# Please help



## taekwondogirl0821 (Jul 21, 2011)

Ok I'm going to get right out and say it I'm married and we're expecting our first child together in March.My husband work 8:30-5 and doesn't get home until 5:30 but we live with his family so we don't get any alone time until 10 minutes before bed. Anyway One of my problems is that his mom is verbally abusive towards me and alot of the time he just takes whatever it is she says and beleives it. It causes alot of fights. Also he never wants to hear where I'm coming from on things. He takes me to see my mom and grandma(who I was super close to before everything)once every other week.
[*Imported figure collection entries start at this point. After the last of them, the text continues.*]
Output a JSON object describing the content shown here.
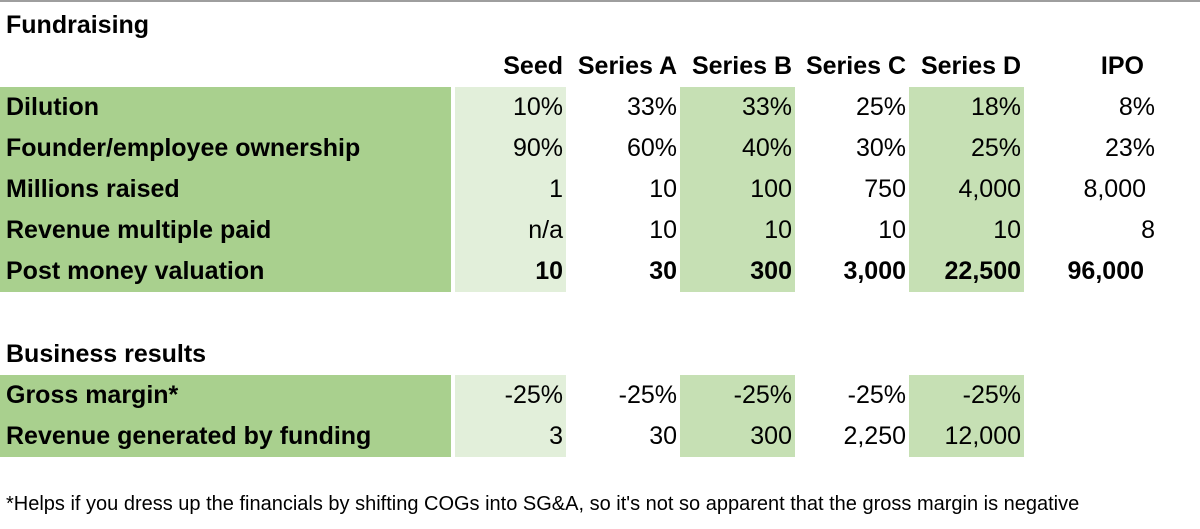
{
  "fundraising": {
    "title": "Fundraising",
    "columns": [
      "Seed",
      "Series A",
      "Series B",
      "Series C",
      "Series D",
      "IPO"
    ],
    "rows": [
      {
        "label": "Dilution",
        "values": [
          "10%",
          "33%",
          "33%",
          "25%",
          "18%",
          "8%"
        ]
      },
      {
        "label": "Founder/employee ownership",
        "values": [
          "90%",
          "60%",
          "40%",
          "30%",
          "25%",
          "23%"
        ]
      },
      {
        "label": "Millions raised",
        "values": [
          "1",
          "10",
          "100",
          "750",
          "4,000",
          "8,000"
        ]
      },
      {
        "label": "Revenue multiple paid",
        "values": [
          "n/a",
          "10",
          "10",
          "10",
          "10",
          "8"
        ]
      },
      {
        "label": "Post money valuation",
        "values": [
          "10",
          "30",
          "300",
          "3,000",
          "22,500",
          "96,000"
        ]
      }
    ]
  },
  "business_results": {
    "title": "Business results",
    "rows": [
      {
        "label": "Gross margin*",
        "values": [
          "-25%",
          "-25%",
          "-25%",
          "-25%",
          "-25%"
        ]
      },
      {
        "label": "Revenue generated by funding",
        "values": [
          "3",
          "30",
          "300",
          "2,250",
          "12,000"
        ]
      }
    ]
  },
  "footnote": "*Helps if you dress up the financials by shifting COGs into SG&A, so it's not so apparent that the gross margin is negative",
  "colors": {
    "label_fill": "#a9d08e",
    "seed_fill": "#e2efda",
    "highlight_fill": "#c6e0b4"
  }
}
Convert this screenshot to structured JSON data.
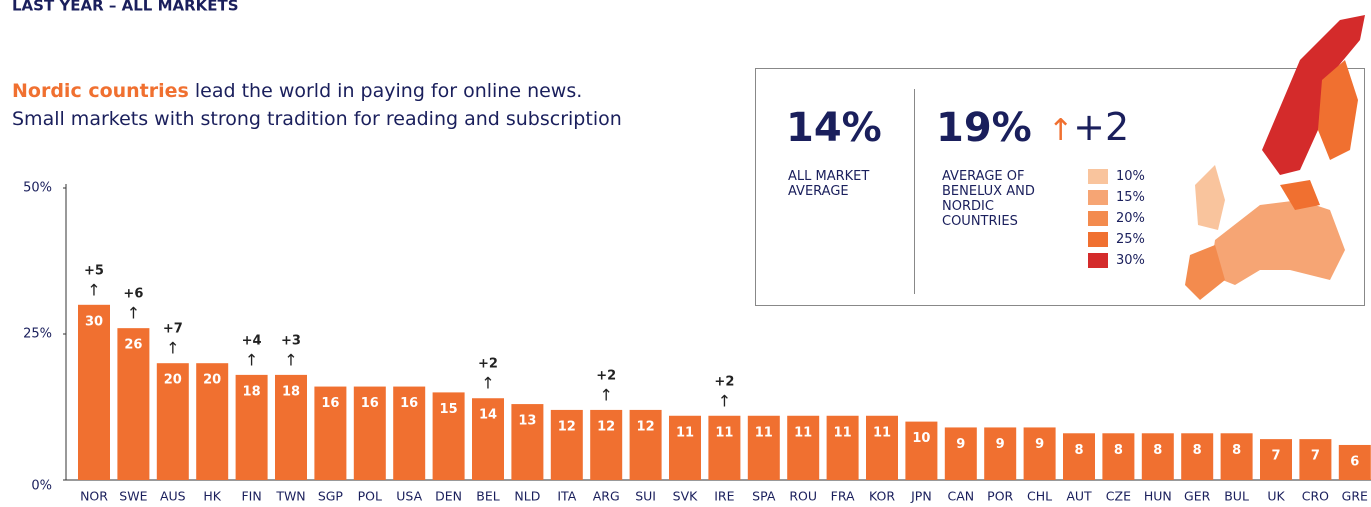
{
  "chart_data": {
    "type": "bar",
    "title": "LAST YEAR – ALL MARKETS",
    "subtitle_highlight": "Nordic countries",
    "subtitle": " lead the world in paying for online news.",
    "subtitle_line2": "Small markets with strong tradition for reading and subscription",
    "categories": [
      "NOR",
      "SWE",
      "AUS",
      "HK",
      "FIN",
      "TWN",
      "SGP",
      "POL",
      "USA",
      "DEN",
      "BEL",
      "NLD",
      "ITA",
      "ARG",
      "SUI",
      "SVK",
      "IRE",
      "SPA",
      "ROU",
      "FRA",
      "KOR",
      "JPN",
      "CAN",
      "POR",
      "CHL",
      "AUT",
      "CZE",
      "HUN",
      "GER",
      "BUL",
      "UK",
      "CRO",
      "GRE"
    ],
    "values": [
      30,
      26,
      20,
      20,
      18,
      18,
      16,
      16,
      16,
      15,
      14,
      13,
      12,
      12,
      12,
      11,
      11,
      11,
      11,
      11,
      11,
      10,
      9,
      9,
      9,
      8,
      8,
      8,
      8,
      8,
      7,
      7,
      6
    ],
    "changes": [
      "+5",
      "+6",
      "+7",
      null,
      "+4",
      "+3",
      null,
      null,
      null,
      null,
      "+2",
      null,
      null,
      "+2",
      null,
      null,
      "+2",
      null,
      null,
      null,
      null,
      null,
      null,
      null,
      null,
      null,
      null,
      null,
      null,
      null,
      null,
      null,
      null
    ],
    "color": "#f07030",
    "ylim": [
      0,
      50
    ],
    "yticks": [
      {
        "value": 0,
        "label": "0%"
      },
      {
        "value": 25,
        "label": "25%"
      },
      {
        "value": 50,
        "label": "50%"
      }
    ],
    "callout": {
      "all_value": "14%",
      "all_label": "ALL MARKET AVERAGE",
      "nordic_value": "19%",
      "nordic_change": "+2",
      "nordic_label": "AVERAGE OF BENELUX AND NORDIC COUNTRIES",
      "legend": [
        {
          "label": "10%",
          "color": "#f9c49d"
        },
        {
          "label": "15%",
          "color": "#f6a574"
        },
        {
          "label": "20%",
          "color": "#f38b4e"
        },
        {
          "label": "25%",
          "color": "#f07030"
        },
        {
          "label": "30%",
          "color": "#d42b2b"
        }
      ]
    }
  }
}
But yet he doesn't underdstand I miss them and would love to see them more.I'm just wondering if I should leave or if I should stay for our baby's sake


----------



## tacoma (May 1, 2011)

How long have you been married?

I`m thinking the majority of your troubles would be gone if you guys simply got your own place.


----------



## taekwondogirl0821 (Jul 21, 2011)

We've been married 4 mths today.


----------



## tacoma (May 1, 2011)

Ok, don`t leave him just yet lets see if you can salvage something here.


As I said before your biggest problem seems to be your living arrangements.
If you weren`t always dealing with your MIL on a daily basis in her home the vast majority of these problems would magically disappear...yes?

This gives you your first goal.

1. Get your own place and the two of you move out of his moms house.

Now I know you`re going to say this isn`t financially possible but I`m telling you if it doesn`t happen soon you`ll be moving out anyway without your husband.

You guys also sound very young, what are your ages?

The youth problem is that he probably doesn`t have much experience with the give and take compromises needed to make a long term relationship work.

You are going to have to be the grown up here.
You need to sit down with him and tell him you need to talk about a subject that are going to upset him but you need him to be calm, rational, and understanding.
Then start in on the problem.
Use a lot of "I" phrases to avoid him getting all defensive and shutting down or getting angry.

Don`t say...

"YOUR mother is driving me nuts and YOU don`t stand up for me and I can`t take the way YOU make me feel".

Do say...

I am not comfortable here in this house as ( MIL`s name)(don`t say "YOUR mother") stresses me out and I need more support from you(That ones ok as it`s not accusatory)as I`m carrying OUR baby and it`s a lot of pressure on me at a time when I should be able to feel secure in OUR environment.

Talk to him about the resources needed to get the hell out of there.
Talk about a possible time frame for getting the hell out of there.

Do all of this in a gentle, rational, calm, manner.

If he starts to get upset ask him to please not get mad at you because this is a subject WE need to talk about because it`s really difficult for me right now.

Try this before you do anything but I will tell you that as a husband no one comes before my wife.
No one speaks ill of her in front of me.
No one dares abuse her with my knowledge

Even if she is wrong I have her back, I may later get her alone in the bedroom and ask her "What the hell did you think you were doing?' but I never, ever undermine her in from of anyone else nor do I allow anyone to give her an ounce of **** in front of me.

If your husband can`t eventually get on board with putting you first and foremost, especially with his family you will never make it.
But that`s a project you can work on after this living arrangement has been fixed.


----------



## Uptown (Mar 27, 2010)

:iagree:Great post, Takoma!


----------



## taekwondogirl0821 (Jul 21, 2011)

Thanks this helps I'll try it.


----------